The enduring image of the Wii is of photogenic people holding Wii remotes and smiling, looking into an imagined television set. Gazing outward onto these advertising scenes, we note the diverse selection of players and just how non-traditional the scene is. The Wii was nothing if not an excuse for the feigned discovery that people other than young men could love videogames.

But the console-point-of-view also has the effect of leaving the Wii unseen. The very thing that is being advertised is actually not present at all in these scenes. It’s easy to forget that this is what Nintendo wanted—to regain a place in living rooms by erasing the console itself.

Herein lies the great paradox of the Wii’s lifetime, and perhaps the explanation for why most Wii consoles eked out a slow death of unused existence. In the process of erasing the console, they multiplied it. Nintendo made the invisible, visible.

The Wii remote was supposed to disappear. It was supposed to let players into the game world in a way they’d never experienced before, by translating their physical thrusts and swings and flails into digital commands. It was supposed to be natural, empowering those who were otherwise intimidated by the plethora of buttons on a standard controller. If you know how to play tennis, so the line went, you know how to play tennis for Wii. Out were the intimidating thorns-of-buttons of old; in was the new play.

Beyond the mind of the player, the controller was supposed to be invisible, designed to look at home alongside television remotes—a kind of urban camouflage for the living room.
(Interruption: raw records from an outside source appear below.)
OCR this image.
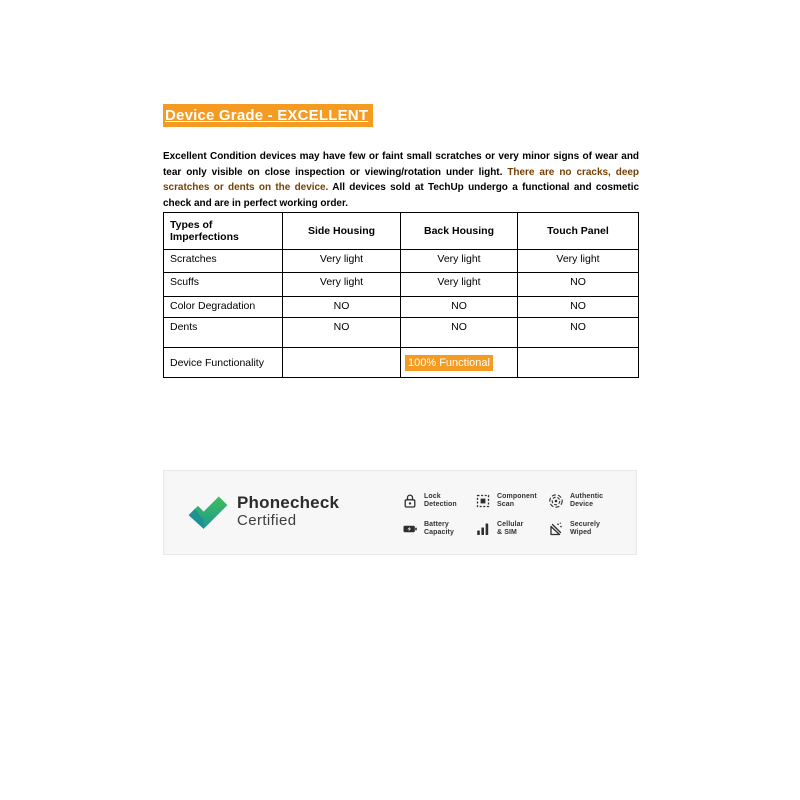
Device Grade - EXCELLENT

Excellent Condition devices may have few or faint small scratches or very minor signs of wear and tear only visible on close inspection or viewing/rotation under light. There are no cracks, deep scratches or dents on the device. All devices sold at TechUp undergo a functional and cosmetic check and are in perfect working order.

Types of Imperfections	Side Housing	Back Housing	Touch Panel
Scratches	Very light	Very light	Very light
Scuffs	Very light	Very light	NO
Color Degradation	NO	NO	NO
Dents	NO	NO	NO
Device Functionality		100% Functional	
Phonecheck
Certified
Lock
Detection
Component
Scan
Authentic
Device
Battery
Capacity
Cellular
& SIM
Securely
Wiped
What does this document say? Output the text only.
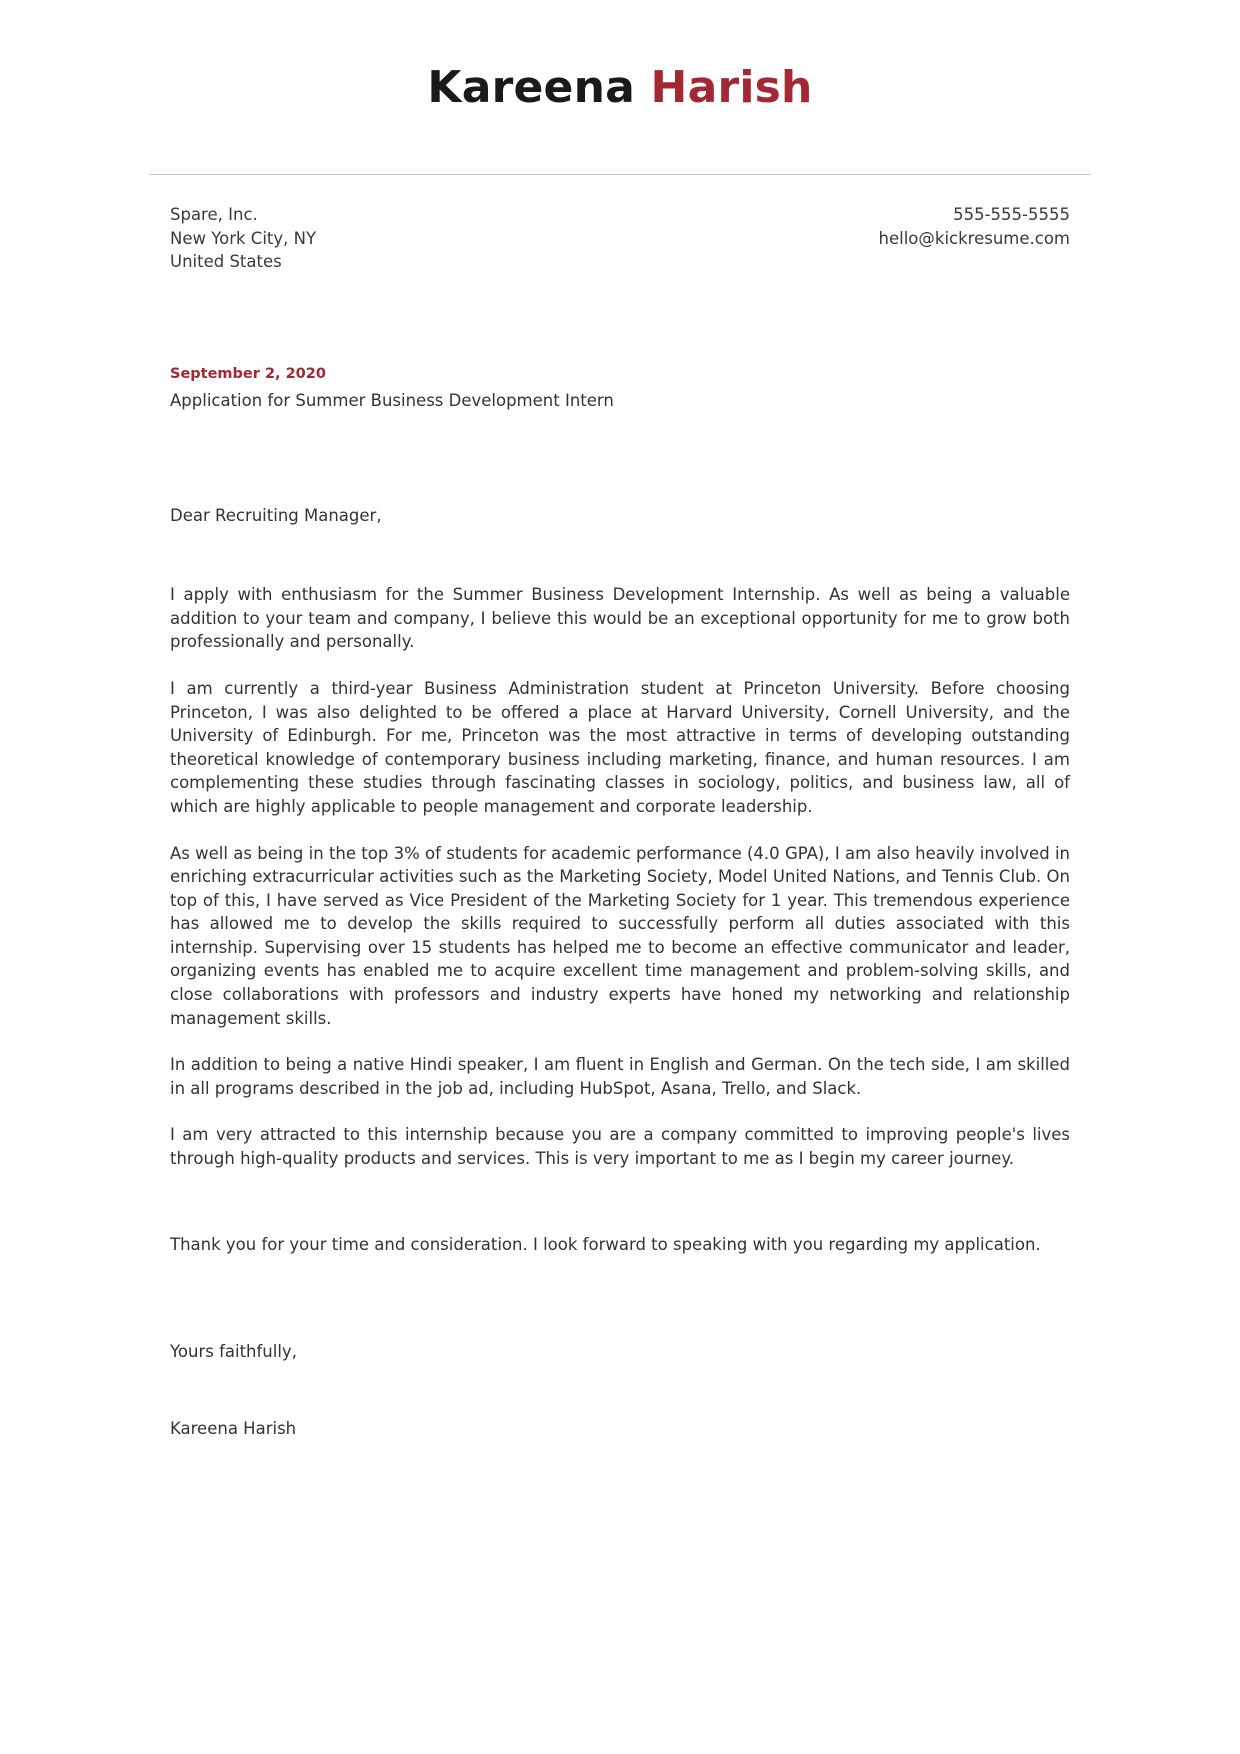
Kareena Harish
Spare, Inc.
New York City, NY
United States
555-555-5555
hello@kickresume.com
September 2, 2020
Application for Summer Business Development Intern
Dear Recruiting Manager,

I apply with enthusiasm for the Summer Business Development Internship. As well as being a valuable addition to your team and company, I believe this would be an exceptional opportunity for me to grow both professionally and personally.

I am currently a third-year Business Administration student at Princeton University. Before choosing Princeton, I was also delighted to be offered a place at Harvard University, Cornell University, and the University of Edinburgh. For me, Princeton was the most attractive in terms of developing outstanding theoretical knowledge of contemporary business including marketing, finance, and human resources. I am complementing these studies through fascinating classes in sociology, politics, and business law, all of which are highly applicable to people management and corporate leadership.

As well as being in the top 3% of students for academic performance (4.0 GPA), I am also heavily involved in enriching extracurricular activities such as the Marketing Society, Model United Nations, and Tennis Club. On top of this, I have served as Vice President of the Marketing Society for 1 year. This tremendous experience has allowed me to develop the skills required to successfully perform all duties associated with this internship. Supervising over 15 students has helped me to become an effective communicator and leader, organizing events has enabled me to acquire excellent time management and problem-solving skills, and close collaborations with professors and industry experts have honed my networking and relationship management skills.

In addition to being a native Hindi speaker, I am fluent in English and German. On the tech side, I am skilled in all programs described in the job ad, including HubSpot, Asana, Trello, and Slack.

I am very attracted to this internship because you are a company committed to improving people's lives through high-quality products and services. This is very important to me as I begin my career journey.

Thank you for your time and consideration. I look forward to speaking with you regarding my application.
Yours faithfully,
Kareena Harish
Here was a videogame controller in disguise, concealed in plain view.

It is easy to forget that there was once a time where Nintendo imagined that the Wii would slot into the rhythms of daily life. Users would get up in the morning, have their cup of coffee, switch over to the Wii, and check the weather and the news. These things were sold as channels, and in this light the Wii itself became an extension of the television set. Here was your new remote, and here was your new set of channels to navigate. It was not the aim of the Wii to redesign life, but to extend it through a set of casual metaphors that would melt away once the Wii gained traction. The television was not replaced. It was upgraded.

Is it any surprise, then, that it was the little white remote that became the icon, rather than any images on screen?
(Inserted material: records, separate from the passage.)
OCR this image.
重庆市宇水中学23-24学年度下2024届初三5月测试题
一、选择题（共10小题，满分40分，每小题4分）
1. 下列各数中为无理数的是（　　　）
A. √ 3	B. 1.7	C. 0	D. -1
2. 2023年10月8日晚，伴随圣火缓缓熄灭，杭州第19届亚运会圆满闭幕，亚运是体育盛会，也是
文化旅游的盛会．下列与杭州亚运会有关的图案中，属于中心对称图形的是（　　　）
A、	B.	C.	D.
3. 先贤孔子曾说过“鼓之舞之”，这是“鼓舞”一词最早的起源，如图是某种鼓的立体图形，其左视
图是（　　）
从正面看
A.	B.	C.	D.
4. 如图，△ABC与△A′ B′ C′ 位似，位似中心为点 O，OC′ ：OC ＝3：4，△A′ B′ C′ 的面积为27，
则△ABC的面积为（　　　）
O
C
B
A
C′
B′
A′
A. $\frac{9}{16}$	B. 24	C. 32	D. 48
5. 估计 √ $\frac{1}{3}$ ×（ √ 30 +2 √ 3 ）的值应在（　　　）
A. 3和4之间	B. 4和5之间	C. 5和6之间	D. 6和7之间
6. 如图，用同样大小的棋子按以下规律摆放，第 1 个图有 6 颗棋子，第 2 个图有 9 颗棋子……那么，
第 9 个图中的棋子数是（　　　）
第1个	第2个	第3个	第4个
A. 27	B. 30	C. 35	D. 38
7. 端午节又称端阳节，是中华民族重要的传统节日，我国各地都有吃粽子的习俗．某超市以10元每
There it was, next to my television remote and my DVD player controller, blending in, comfortably at home.

There it was, in my mind’s eye, being held by four attractive young people as they looked at the console-point-of-view, smiling, enjoying their own company as much as the Wii’s.

There it stayed, virtually unplayed for four years.
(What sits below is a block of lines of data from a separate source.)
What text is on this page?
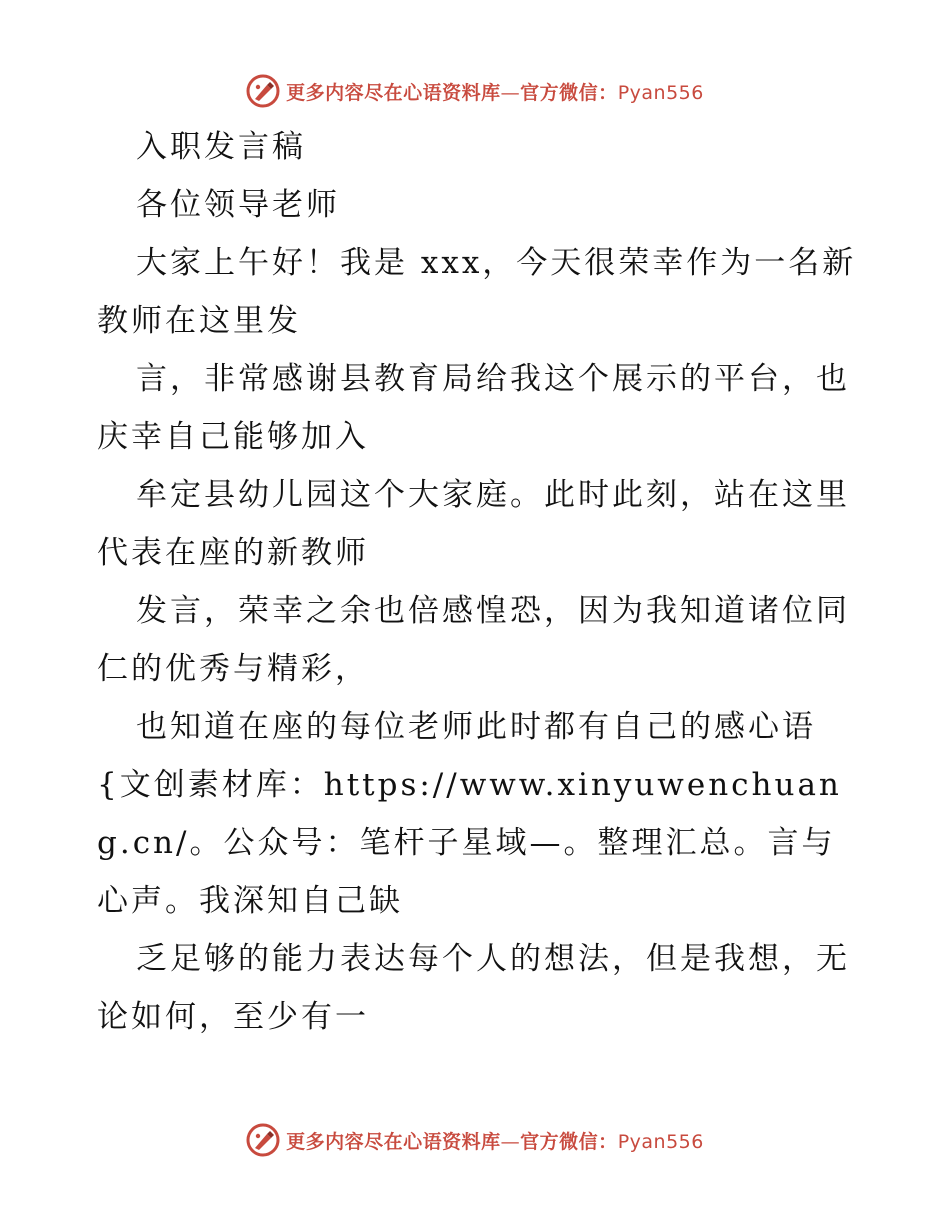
更多内容尽在心语资料库—官方微信：Pyan556

入职发言稿

各位领导老师

大家上午好！我是 xxx，今天很荣幸作为一名新教师在这里发

言，非常感谢县教育局给我这个展示的平台，也庆幸自己能够加入

牟定县幼儿园这个大家庭。此时此刻，站在这里代表在座的新教师

发言，荣幸之余也倍感惶恐，因为我知道诸位同仁的优秀与精彩，

也知道在座的每位老师此时都有自己的感心语{文创素材库：https://www.xinyuwenchuang.cn/。公众号：笔杆子星域—。整理汇总。言与心声。我深知自己缺

乏足够的能力表达每个人的想法，但是我想，无论如何，至少有一

更多内容尽在心语资料库—官方微信：Pyan556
Yet few other consoles have been as defined by their sense of touch. The Wii remote is a slightly stubby, almost plain little device, but it is perfectly sculpted for most hands. It is a pleasurable thing to hold, and in this way, what was intended to be invisible becomes visible—we think as much about this thing in our hand as we do our in-game gestures.

So the era of the Wii was not one of Boom Blox, of de Blob or of Super Mario Galaxy.

It was the era of your middle finger on ‘B’ underneath, your thumb on top of the ‘A’. It was the sharp clack of a wristband colliding with hard plastic. It was the satisfying density of the protective sheathes that later Wii remotes were provided with.

It was the conduit-like remote, too, a connection for nunchucks, for classic controllers, and for the dumpy little Wii Motion Plus box, a reminder that the basic task for which the remote was designed—capturing gestures—could only be properly fulfilled three years after the fact. And it was a conduit for movement, too, some kind of weird promise for the future.

It was the era of four people laughing and smiling and pointing their little white remotes at the us, the console, the thing that was supposed to be invisible that ended up being at the forefront of everything. It is for this reason that the Wii U is an interesting change in tack for Nintendo—it is not another gesture towards (failed) invisibility, but a conscious multiplication of visibility, with its use of Wii remotes and a very present touch screen device.

In the end, it was the very idea of the Wii that captured the public imagination so fluently. No game and no amount of hours spent with the console could ever hope to compete with that.